A family will benefit from the Super Income Plan’s death benefit after the policyholder has passed away. The beneficiary or nominee will receive a guaranteed amount as the death benefit. A Super Income Plan is eligible for tax benefits under the legislation established by the Indian government. The Super Income and maturity benefits are other significant benefits of the Super Income Plan.
Did you know that most life insurance plans have a death benefit?
Super Income Plan (SIP) is an investment opportunity through which an individual can earn an assured benefit during the plan's tenure. The death benefit is one of the features of the policy that ensures the investor's family gets the most from the plan. In case of an unfortunate demise, the nominee or beneficiary is entitled to receive the benefit and claim other perks applicable.
Shriram Life Super Income plan ensures that even after the policy holder passes away, the family will benefit from the policy before it is terminated. The flexible tenure of the SIP can help an investor plan according to their investment goals and dreams. Additional rider covers on the Super Income Plan can be purchased for a nominal rate to enhance the features of the policy.
The death benefit is available with most life insurance plans. A death benefit is included in a policy to cover the loved ones if the policy holder is met with an unfortunate demise. A nominee or beneficiary can claim the death benefit upon producing the death certificate of the policy holder. Deciding and registering the details of a nominee is essential while applying for a policy.
According to the purpose of the policy, the death benefit will change. If the policy holder passes away during the policy term, provided all premiums are paid, the death sum assured will be paid to the nominee. The death benefit can be received in three ways: income payouts, lump sum payout or 50% as a lump sum and 50% as regular payouts.
In a Super Income Plan, the death benefit is defined as 10 times the annualised premium or 105% of all premiums paid until death. This means that if the policy holder invested Rs. 1 lakh per year, in the event of demise, the nominee or beneficiary will receive approximately Rs. 10 lakhs. Let us further understand this with an example:
Mr. Jayan Vishwakumar, who is 35 years old, has invested in a Super Income Plan and is paying Rs. 30,000 as the annualised premiums. Suppose Mr. Vishwakumar suffers a sudden demise during the premium payment term of the Super Income Plan. In this case, the death sum assured will be paid to the nominee or beneficiary and the policy will be terminated. The death sum assured is defined as 10 times the annualised premium or 105% of all premiums paid till policy holder’s demise, whichever is higher.

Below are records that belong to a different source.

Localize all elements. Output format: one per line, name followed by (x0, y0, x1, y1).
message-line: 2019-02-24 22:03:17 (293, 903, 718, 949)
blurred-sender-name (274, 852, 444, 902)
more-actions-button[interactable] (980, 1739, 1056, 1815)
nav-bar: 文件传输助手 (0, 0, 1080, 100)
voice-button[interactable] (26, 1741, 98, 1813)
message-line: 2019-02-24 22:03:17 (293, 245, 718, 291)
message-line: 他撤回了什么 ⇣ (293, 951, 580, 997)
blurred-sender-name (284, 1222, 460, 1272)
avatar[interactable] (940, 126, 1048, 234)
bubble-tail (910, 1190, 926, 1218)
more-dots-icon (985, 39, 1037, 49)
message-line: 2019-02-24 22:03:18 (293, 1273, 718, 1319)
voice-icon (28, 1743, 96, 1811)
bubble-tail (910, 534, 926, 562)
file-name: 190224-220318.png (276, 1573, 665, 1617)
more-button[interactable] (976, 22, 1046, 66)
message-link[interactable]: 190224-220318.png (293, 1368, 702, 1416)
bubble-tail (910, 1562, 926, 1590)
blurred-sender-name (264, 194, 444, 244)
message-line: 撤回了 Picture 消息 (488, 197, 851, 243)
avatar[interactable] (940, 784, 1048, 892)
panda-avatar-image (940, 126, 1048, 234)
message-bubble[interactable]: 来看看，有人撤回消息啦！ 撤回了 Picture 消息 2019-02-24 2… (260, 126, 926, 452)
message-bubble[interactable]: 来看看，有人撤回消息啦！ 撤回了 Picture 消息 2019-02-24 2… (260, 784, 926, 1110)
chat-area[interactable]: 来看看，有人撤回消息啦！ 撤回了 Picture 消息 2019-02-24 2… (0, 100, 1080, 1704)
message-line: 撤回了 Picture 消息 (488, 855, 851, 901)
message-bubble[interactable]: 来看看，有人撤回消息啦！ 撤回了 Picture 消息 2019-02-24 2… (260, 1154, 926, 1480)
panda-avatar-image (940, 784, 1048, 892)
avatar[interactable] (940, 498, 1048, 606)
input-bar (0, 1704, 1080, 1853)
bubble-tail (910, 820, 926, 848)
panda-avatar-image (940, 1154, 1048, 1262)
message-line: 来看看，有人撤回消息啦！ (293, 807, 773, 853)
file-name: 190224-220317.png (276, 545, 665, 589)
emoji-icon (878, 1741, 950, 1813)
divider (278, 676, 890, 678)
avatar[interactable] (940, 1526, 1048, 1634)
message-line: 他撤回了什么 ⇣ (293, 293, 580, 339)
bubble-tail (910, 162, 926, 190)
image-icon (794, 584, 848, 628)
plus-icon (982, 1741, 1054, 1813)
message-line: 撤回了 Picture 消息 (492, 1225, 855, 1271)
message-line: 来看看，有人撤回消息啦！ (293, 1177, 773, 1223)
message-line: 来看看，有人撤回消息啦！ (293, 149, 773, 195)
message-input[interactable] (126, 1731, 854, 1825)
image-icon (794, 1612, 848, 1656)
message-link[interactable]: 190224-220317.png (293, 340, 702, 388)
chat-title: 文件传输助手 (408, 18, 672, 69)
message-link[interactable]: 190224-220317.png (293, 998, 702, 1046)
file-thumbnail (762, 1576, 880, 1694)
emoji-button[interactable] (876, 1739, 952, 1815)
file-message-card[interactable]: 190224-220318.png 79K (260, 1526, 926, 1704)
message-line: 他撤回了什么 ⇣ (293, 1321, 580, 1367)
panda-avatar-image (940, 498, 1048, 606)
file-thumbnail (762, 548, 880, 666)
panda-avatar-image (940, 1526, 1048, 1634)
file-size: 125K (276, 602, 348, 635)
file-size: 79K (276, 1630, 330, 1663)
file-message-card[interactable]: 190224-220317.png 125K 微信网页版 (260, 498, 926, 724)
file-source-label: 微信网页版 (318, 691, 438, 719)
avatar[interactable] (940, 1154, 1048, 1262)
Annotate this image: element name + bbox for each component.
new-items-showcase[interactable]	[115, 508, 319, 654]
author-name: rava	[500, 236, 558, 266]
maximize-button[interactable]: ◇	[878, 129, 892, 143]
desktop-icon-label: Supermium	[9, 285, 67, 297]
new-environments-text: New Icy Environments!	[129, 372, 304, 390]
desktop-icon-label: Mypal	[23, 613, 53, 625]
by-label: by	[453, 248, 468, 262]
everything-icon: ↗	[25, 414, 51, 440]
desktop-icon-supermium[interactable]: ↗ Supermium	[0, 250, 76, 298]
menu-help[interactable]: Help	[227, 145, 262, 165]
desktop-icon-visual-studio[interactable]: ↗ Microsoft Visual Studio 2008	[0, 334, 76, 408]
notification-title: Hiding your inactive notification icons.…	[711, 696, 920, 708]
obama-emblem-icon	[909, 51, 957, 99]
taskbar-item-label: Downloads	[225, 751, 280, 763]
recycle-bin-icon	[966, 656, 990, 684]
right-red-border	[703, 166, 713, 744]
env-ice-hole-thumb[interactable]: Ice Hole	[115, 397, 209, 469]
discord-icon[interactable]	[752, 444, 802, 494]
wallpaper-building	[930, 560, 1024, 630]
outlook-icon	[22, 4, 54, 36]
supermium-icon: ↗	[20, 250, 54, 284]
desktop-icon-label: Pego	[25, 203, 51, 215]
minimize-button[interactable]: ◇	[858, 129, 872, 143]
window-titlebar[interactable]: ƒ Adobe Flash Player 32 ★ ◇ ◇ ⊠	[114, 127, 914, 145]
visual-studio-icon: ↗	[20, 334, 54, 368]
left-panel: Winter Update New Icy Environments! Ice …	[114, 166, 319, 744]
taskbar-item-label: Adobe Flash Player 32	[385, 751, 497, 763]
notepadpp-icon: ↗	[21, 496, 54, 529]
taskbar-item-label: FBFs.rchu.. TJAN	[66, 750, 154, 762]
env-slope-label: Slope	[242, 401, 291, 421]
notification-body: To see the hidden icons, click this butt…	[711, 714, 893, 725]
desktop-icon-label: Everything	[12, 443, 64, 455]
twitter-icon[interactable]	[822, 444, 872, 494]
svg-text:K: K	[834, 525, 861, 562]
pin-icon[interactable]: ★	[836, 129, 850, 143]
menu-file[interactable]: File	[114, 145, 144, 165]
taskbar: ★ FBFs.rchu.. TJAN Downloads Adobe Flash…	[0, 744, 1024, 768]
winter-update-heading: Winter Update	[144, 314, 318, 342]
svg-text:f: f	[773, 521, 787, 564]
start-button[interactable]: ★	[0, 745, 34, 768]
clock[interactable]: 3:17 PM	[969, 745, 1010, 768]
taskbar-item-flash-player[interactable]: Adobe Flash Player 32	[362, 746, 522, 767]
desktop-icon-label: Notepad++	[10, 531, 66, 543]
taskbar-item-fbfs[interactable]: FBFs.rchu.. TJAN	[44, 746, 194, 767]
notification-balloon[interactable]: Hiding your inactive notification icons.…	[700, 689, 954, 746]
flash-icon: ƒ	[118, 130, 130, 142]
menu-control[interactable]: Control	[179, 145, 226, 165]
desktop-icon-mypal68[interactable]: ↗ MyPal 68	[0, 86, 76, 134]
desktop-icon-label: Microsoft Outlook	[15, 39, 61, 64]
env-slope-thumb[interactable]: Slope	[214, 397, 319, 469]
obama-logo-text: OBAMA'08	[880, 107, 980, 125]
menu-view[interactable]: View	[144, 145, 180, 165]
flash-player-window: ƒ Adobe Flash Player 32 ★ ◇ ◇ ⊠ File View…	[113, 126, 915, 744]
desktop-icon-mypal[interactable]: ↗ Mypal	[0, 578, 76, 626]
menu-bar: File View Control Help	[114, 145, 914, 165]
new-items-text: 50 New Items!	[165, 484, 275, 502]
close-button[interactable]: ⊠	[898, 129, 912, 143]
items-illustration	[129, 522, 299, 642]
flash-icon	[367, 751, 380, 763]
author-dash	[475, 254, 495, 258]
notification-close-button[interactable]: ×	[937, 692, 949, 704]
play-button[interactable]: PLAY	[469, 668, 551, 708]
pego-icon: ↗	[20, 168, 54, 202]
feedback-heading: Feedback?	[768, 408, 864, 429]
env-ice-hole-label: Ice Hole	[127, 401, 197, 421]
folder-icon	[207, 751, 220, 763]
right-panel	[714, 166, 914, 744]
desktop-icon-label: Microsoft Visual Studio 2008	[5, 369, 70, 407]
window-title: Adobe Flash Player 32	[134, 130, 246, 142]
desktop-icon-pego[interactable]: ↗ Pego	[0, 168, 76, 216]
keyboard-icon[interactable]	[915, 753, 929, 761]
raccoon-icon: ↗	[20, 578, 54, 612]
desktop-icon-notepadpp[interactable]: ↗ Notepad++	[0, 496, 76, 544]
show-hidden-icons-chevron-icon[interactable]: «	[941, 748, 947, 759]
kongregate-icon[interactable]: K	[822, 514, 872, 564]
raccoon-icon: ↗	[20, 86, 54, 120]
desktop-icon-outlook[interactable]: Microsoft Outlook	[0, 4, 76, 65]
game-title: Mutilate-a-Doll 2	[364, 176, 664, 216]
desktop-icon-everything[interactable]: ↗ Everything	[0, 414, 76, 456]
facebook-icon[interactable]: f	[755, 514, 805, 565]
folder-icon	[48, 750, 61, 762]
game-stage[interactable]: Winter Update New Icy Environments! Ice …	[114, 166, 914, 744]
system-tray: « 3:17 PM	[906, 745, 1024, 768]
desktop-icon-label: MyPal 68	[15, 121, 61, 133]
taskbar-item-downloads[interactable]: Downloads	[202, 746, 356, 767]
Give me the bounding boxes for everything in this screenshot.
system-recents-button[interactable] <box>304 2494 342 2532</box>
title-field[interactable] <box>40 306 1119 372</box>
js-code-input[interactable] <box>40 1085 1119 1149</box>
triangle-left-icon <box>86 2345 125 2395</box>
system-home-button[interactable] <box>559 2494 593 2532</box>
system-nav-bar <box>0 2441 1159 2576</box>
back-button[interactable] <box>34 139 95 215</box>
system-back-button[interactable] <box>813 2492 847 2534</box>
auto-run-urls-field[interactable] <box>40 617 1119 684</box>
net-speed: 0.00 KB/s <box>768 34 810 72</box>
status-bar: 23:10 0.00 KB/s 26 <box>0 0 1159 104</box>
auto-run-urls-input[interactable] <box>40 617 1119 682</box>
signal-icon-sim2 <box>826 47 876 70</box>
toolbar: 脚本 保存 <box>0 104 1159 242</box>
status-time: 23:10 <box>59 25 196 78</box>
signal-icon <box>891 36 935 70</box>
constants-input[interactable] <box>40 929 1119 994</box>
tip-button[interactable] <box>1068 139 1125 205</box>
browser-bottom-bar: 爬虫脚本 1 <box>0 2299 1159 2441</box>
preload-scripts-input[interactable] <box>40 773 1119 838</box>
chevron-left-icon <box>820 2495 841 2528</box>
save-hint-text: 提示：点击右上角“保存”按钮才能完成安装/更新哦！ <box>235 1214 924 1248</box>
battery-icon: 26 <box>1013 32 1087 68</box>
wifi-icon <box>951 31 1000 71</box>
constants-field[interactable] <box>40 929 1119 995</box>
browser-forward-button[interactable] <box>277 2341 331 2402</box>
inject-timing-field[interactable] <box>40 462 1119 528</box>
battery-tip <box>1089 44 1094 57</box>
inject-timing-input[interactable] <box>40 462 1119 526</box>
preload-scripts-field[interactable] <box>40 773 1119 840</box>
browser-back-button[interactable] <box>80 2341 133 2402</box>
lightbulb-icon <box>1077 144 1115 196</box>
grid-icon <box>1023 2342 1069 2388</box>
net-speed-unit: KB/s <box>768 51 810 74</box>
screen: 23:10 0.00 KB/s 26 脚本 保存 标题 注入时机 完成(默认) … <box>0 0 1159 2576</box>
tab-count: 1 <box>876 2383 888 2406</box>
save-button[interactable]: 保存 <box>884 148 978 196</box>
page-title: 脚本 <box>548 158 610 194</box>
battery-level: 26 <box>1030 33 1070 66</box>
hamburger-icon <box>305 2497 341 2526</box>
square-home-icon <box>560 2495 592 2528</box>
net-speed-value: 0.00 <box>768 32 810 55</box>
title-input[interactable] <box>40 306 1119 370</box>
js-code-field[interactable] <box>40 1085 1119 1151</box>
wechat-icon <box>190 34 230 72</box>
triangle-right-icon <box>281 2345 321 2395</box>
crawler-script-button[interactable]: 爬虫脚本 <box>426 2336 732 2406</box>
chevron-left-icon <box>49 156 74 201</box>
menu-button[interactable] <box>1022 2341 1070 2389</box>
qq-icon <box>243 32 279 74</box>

If it is considered to be 10 times the annualised premium, the nominee or beneficiary can calculate the amount like this (assuming all premiums have been paid):
Annualised premium amount x 10 = Death sum assured
Rs. 30,000 x 10 = Rs. 3,00,000
This means that the nominee or beneficiary will get approximately Rs. 3 lakhs after the policy holder's demise.
The policy holder’s family is covered in this way, making it an attractive investment option for those worried about the future.
The Super Income Plan is a unique investment option with benefits that cover the investor and their family. The super income benefit, maturity benefit and death benefit are the main advantages that make the policy attractive. Besides these benefits, there are also rider covers that can enhance the benefits of your insurance.
Invest in a Shriram Life Super Income Plan to get the best benefits and add-ons to help you rest easy and plan for the retirement. A loan can be claimed against the Super Income Plan to access emergency funds for a short term.
1. What is the death benefit of SIP?
The death benefit of a Super Income Plan is a guaranteed bonus given to the nominee or beneficiary in the event the policy holder suffers an unfortunate demise.
2.Who benefits from the death benefit?
The policy holder's family is entitled to get the death benefit if the policy holder passes away. In this way, the family will be protected from any sudden expenses.
3.How is death benefit calculated in the Super Income Plan?
The death benefit is 10 times the annualised premiums or 105% of the premiums paid until the day of death.